You know if they stopped giving David Goyer comic book movies, it sounds like he’d be as happy about it as us.
— Tony Heugh (@standardman) May 21, 2014
This mindset seems to come from the idea that the best way to “modernize” popular sci-fi or comicbook franchises is to make them less geeky. And the best way to do that is to make them darker, or to copy Transformers by creating a bombastic disaster movie and belittling female characters. In other words, to cater to the imaginary fanboy audience: A lowest-common-denominator demographic made up of bloodthirsty teenage boys who want to watch skyscrapers collapse while Anne Hathaway sprawls over a motorcycle in a leather catsuit. Of course, the truth is that this audience is only a small fraction of the people buying tickets for summer blockbusters. But that doesn’t seem to matter.
Oddly enough, a lot of real comics fans take issue with the idea that this is how superhero adaptations should work. After all, the Avengers movies manage to succeed without resorting to casual misogyny, pointlessly gritty violence, or active insults directed at the original audience.
Hey @DCComics, I’m not buying any more comics from you as long as David Goyer is working for you guys in any capacity. You just lost a fan.
— Evan Flanagan (@evanoflanagan) May 21, 2014
Just occcured to me that David Goyer is going to ruin Wonder woman. Wonderful.
— Michael Deneen (@This_Is_Mike_D) May 21, 2014
So, David Goyer just went from boring hack to boring hack who is also a huge asshole.
— Joshua J. Bell (@JoshuaAnarchist) May 21, 2014
One of the criticisms often leveled at Goyer’s Batman and Superman movies is they’re trying not to be superhero movies in the first place. In this podcast, Goyer went on to say that the only way he could include a character like Martian Manhunter in the upcoming Justice League movie would be if they rebooted him entirely. Because “Martian Manhunter” is a ridiculous name, and the character is too “goofy” to work on the big screen.
The thing is, while Martian Manhunter’s name and backstory both sound silly, so do Batman’s. Ditto Captain America, and Spider-Man, and pretty much every other superhero in existence. Not only that, but “goofiness” rarely damages the success of a good movie, particularly if it’s a summer blockbuster.
This overt embarrassment at the original source material is one of the greatest and most problematic divisions between Marvel and DC adaptations. While David S. Goyer makes cracks about comic book fans being unbangable geeks and the Martian Manhunter being too weird to film, Marvel Studios is laughing all the way to the bank with unrepentantly weird and light-hearted movies like Thor and Guardians of the Galaxy. They also have no problem drawing in new audiences, even for relatively obscure titles that most people have never even heard of.

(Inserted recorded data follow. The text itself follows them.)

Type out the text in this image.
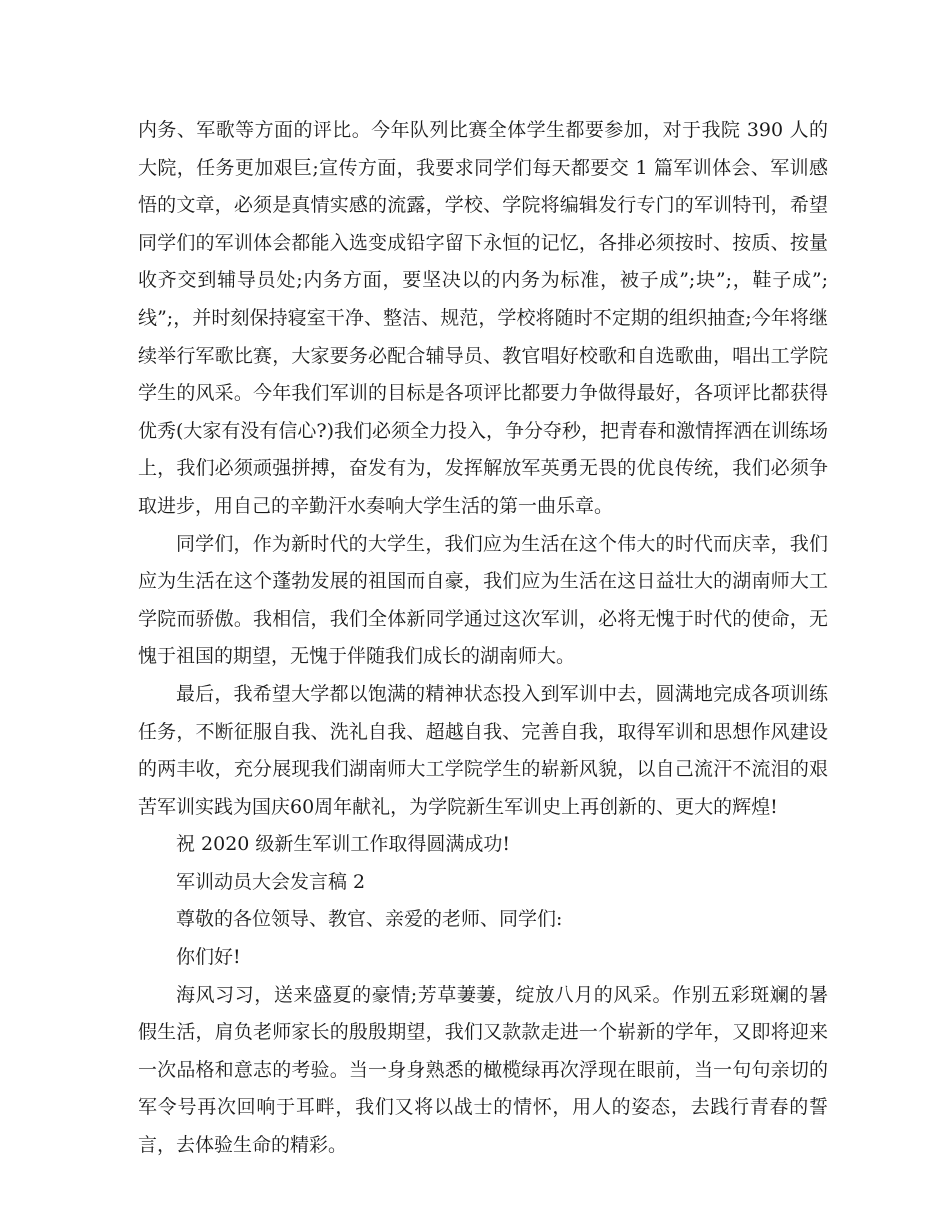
内务、军歌等方面的评比。今年队列比赛全体学生都要参加，对于我院 390 人的大院，任务更加艰巨;宣传方面，我要求同学们每天都要交 1 篇军训体会、军训感悟的文章，必须是真情实感的流露，学校、学院将编辑发行专门的军训特刊，希望同学们的军训体会都能入选变成铅字留下永恒的记忆，各排必须按时、按质、按量收齐交到辅导员处;内务方面，要坚决以的内务为标准，被子成”;块”;，鞋子成”;线”;，并时刻保持寝室干净、整洁、规范，学校将随时不定期的组织抽查;今年将继续举行军歌比赛，大家要务必配合辅导员、教官唱好校歌和自选歌曲，唱出工学院学生的风采。今年我们军训的目标是各项评比都要力争做得最好，各项评比都获得优秀(大家有没有信心?)我们必须全力投入，争分夺秒，把青春和激情挥洒在训练场上，我们必须顽强拼搏，奋发有为，发挥解放军英勇无畏的优良传统，我们必须争取进步，用自己的辛勤汗水奏响大学生活的第一曲乐章。

同学们，作为新时代的大学生，我们应为生活在这个伟大的时代而庆幸，我们应为生活在这个蓬勃发展的祖国而自豪，我们应为生活在这日益壮大的湖南师大工学院而骄傲。我相信，我们全体新同学通过这次军训，必将无愧于时代的使命，无愧于祖国的期望，无愧于伴随我们成长的湖南师大。

最后，我希望大学都以饱满的精神状态投入到军训中去，圆满地完成各项训练任务，不断征服自我、洗礼自我、超越自我、完善自我，取得军训和思想作风建设的两丰收，充分展现我们湖南师大工学院学生的崭新风貌，以自己流汗不流泪的艰苦军训实践为国庆60周年献礼，为学院新生军训史上再创新的、更大的辉煌!

祝 2020 级新生军训工作取得圆满成功!

军训动员大会发言稿 2

尊敬的各位领导、教官、亲爱的老师、同学们:

你们好!

海风习习，送来盛夏的豪情;芳草萋萋，绽放八月的风采。作别五彩斑斓的暑假生活，肩负老师家长的殷殷期望，我们又款款走进一个崭新的学年，又即将迎来一次品格和意志的考验。当一身身熟悉的橄榄绿再次浮现在眼前，当一句句亲切的军令号再次回响于耳畔，我们又将以战士的情怀，用人的姿态，去践行青春的誓言，去体验生命的精彩。
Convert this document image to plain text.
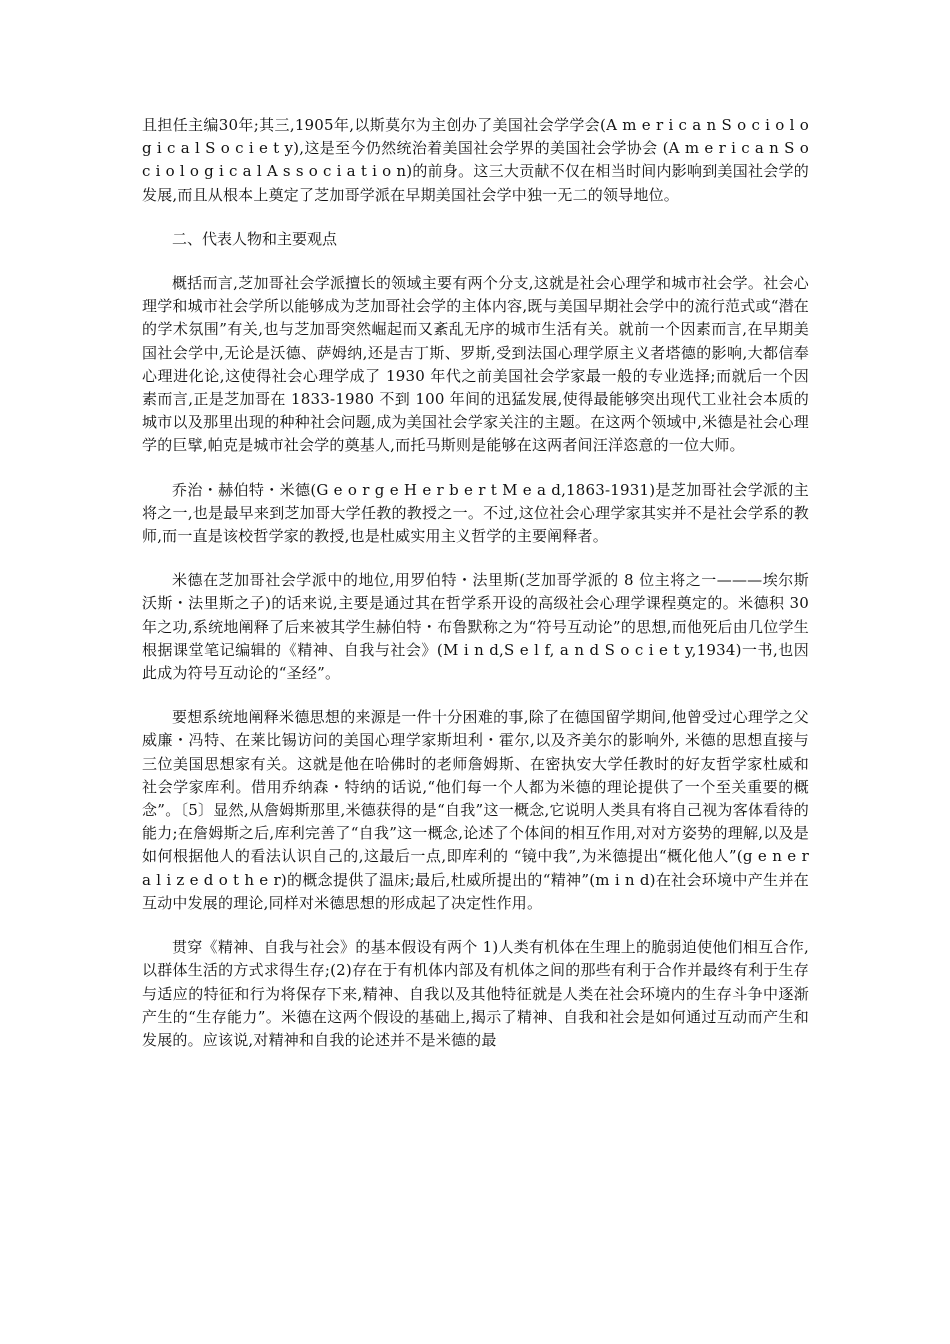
且担任主编30年;其三,1905年,以斯莫尔为主创办了美国社会学学会(A m e r i c a n S o c i o l o g i c a l S o c i e t y),这是至今仍然统治着美国社会学界的美国社会学协会 (A m e r i c a n S o c i o l o g i c a l A s s o c i a t i o n)的前身。这三大贡献不仅在相当时间内影响到美国社会学的发展,而且从根本上奠定了芝加哥学派在早期美国社会学中独一无二的领导地位。

二、代表人物和主要观点

概括而言,芝加哥社会学派擅长的领域主要有两个分支,这就是社会心理学和城市社会学。社会心理学和城市社会学所以能够成为芝加哥社会学的主体内容,既与美国早期社会学中的流行范式或“潜在的学术氛围”有关,也与芝加哥突然崛起而又紊乱无序的城市生活有关。就前一个因素而言,在早期美国社会学中,无论是沃德、萨姆纳,还是吉丁斯、罗斯,受到法国心理学原主义者塔德的影响,大都信奉心理进化论,这使得社会心理学成了 1930 年代之前美国社会学家最一般的专业选择;而就后一个因素而言,正是芝加哥在 1833-1980 不到 100 年间的迅猛发展,使得最能够突出现代工业社会本质的城市以及那里出现的种种社会问题,成为美国社会学家关注的主题。在这两个领域中,米德是社会心理学的巨擘,帕克是城市社会学的奠基人,而托马斯则是能够在这两者间汪洋恣意的一位大师。

乔治・赫伯特・米德(G e o r g e H e r b e r t M e a d,1863-1931)是芝加哥社会学派的主将之一,也是最早来到芝加哥大学任教的教授之一。不过,这位社会心理学家其实并不是社会学系的教师,而一直是该校哲学家的教授,也是杜威实用主义哲学的主要阐释者。

米德在芝加哥社会学派中的地位,用罗伯特・法里斯(芝加哥学派的 8 位主将之一———埃尔斯沃斯・法里斯之子)的话来说,主要是通过其在哲学系开设的高级社会心理学课程奠定的。米德积 30 年之功,系统地阐释了后来被其学生赫伯特・布鲁默称之为“符号互动论”的思想,而他死后由几位学生根据课堂笔记编辑的《精神、自我与社会》(M i n d,S e l f, a n d S o c i e t y,1934)一书,也因此成为符号互动论的“圣经”。

要想系统地阐释米德思想的来源是一件十分困难的事,除了在德国留学期间,他曾受过心理学之父威廉・冯特、在莱比锡访问的美国心理学家斯坦利・霍尔,以及齐美尔的影响外, 米德的思想直接与三位美国思想家有关。这就是他在哈佛时的老师詹姆斯、在密执安大学任教时的好友哲学家杜威和社会学家库利。借用乔纳森・特纳的话说,“他们每一个人都为米德的理论提供了一个至关重要的概念”。〔5〕显然,从詹姆斯那里,米德获得的是“自我”这一概念,它说明人类具有将自己视为客体看待的能力;在詹姆斯之后,库利完善了“自我”这一概念,论述了个体间的相互作用,对对方姿势的理解,以及是如何根据他人的看法认识自己的,这最后一点,即库利的 “镜中我”,为米德提出“概化他人”(g e n e r a l i z e d o t h e r)的概念提供了温床;最后,杜威所提出的“精神”(m i n d)在社会环境中产生并在互动中发展的理论,同样对米德思想的形成起了决定性作用。

贯穿《精神、自我与社会》的基本假设有两个 1)人类有机体在生理上的脆弱迫使他们相互合作,以群体生活的方式求得生存;(2)存在于有机体内部及有机体之间的那些有利于合作并最终有利于生存与适应的特征和行为将保存下来,精神、自我以及其他特征就是人类在社会环境内的生存斗争中逐渐产生的“生存能力”。米德在这两个假设的基础上,揭示了精神、自我和社会是如何通过互动而产生和发展的。应该说,对精神和自我的论述并不是米德的最
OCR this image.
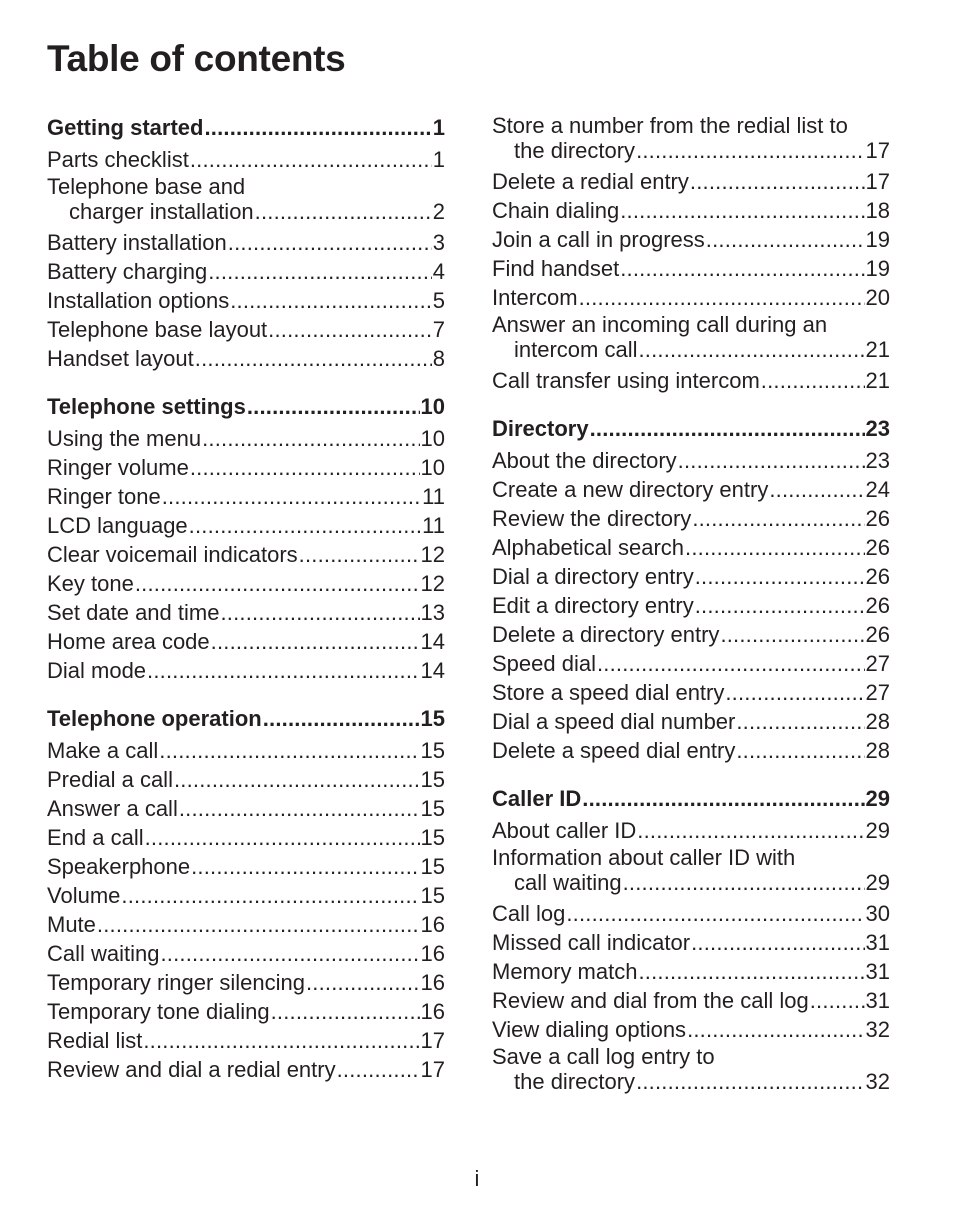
Table of contents
Getting started .....	1
Parts checklist .....	1
Telephone base and
charger installation .....	2
Battery installation .....	3
Battery charging .....	4
Installation options .....	5
Telephone base layout .....	7
Handset layout .....	8
Telephone settings .....	10
Using the menu .....	10
Ringer volume .....	10
Ringer tone .....	11
LCD language .....	11
Clear voicemail indicators .....	12
Key tone .....	12
Set date and time .....	13
Home area code .....	14
Dial mode .....	14
Telephone operation .....	15
Make a call .....	15
Predial a call .....	15
Answer a call .....	15
End a call .....	15
Speakerphone .....	15
Volume .....	15
Mute .....	16
Call waiting .....	16
Temporary ringer silencing .....	16
Temporary tone dialing .....	16
Redial list .....	17
Review and dial a redial entry .....	17
Store a number from the redial list to
the directory .....	17
Delete a redial entry .....	17
Chain dialing .....	18
Join a call in progress .....	19
Find handset .....	19
Intercom .....	20
Answer an incoming call during an
intercom call .....	21
Call transfer using intercom .....	21
Directory .....	23
About the directory .....	23
Create a new directory entry .....	24
Review the directory .....	26
Alphabetical search .....	26
Dial a directory entry .....	26
Edit a directory entry .....	26
Delete a directory entry .....	26
Speed dial .....	27
Store a speed dial entry .....	27
Dial a speed dial number .....	28
Delete a speed dial entry .....	28
Caller ID .....	29
About caller ID .....	29
Information about caller ID with
call waiting .....	29
Call log .....	30
Missed call indicator .....	31
Memory match .....	31
Review and dial from the call log .....	31
View dialing options .....	32
Save a call log entry to
the directory .....	32
i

Looking at reactions on Twitter, it seems likely that Goyer’s public image is going the same way that Bob Orci’s did among Star Trek fans. Along with the mixed reception to Man of Steel, Goyer’s latest comments are doing little to endear him to the people who should be his fans. Goyer has made a career out of adapting superhero comics for the big screen, but this type of statement suggests that he has little respect either for the genre or for its audience—especially female fans.
This doesn’t bode well for his Justice League movie, and it will likely strike fear into the hearts of Sandman fans. Why? Well, Goyer has already signed on to write the screenplay for a Sandman adaptation, a deeply weird (and potentially “goofy”) comic that would surely be ruined by a Man of Steel-esque gritty reboot.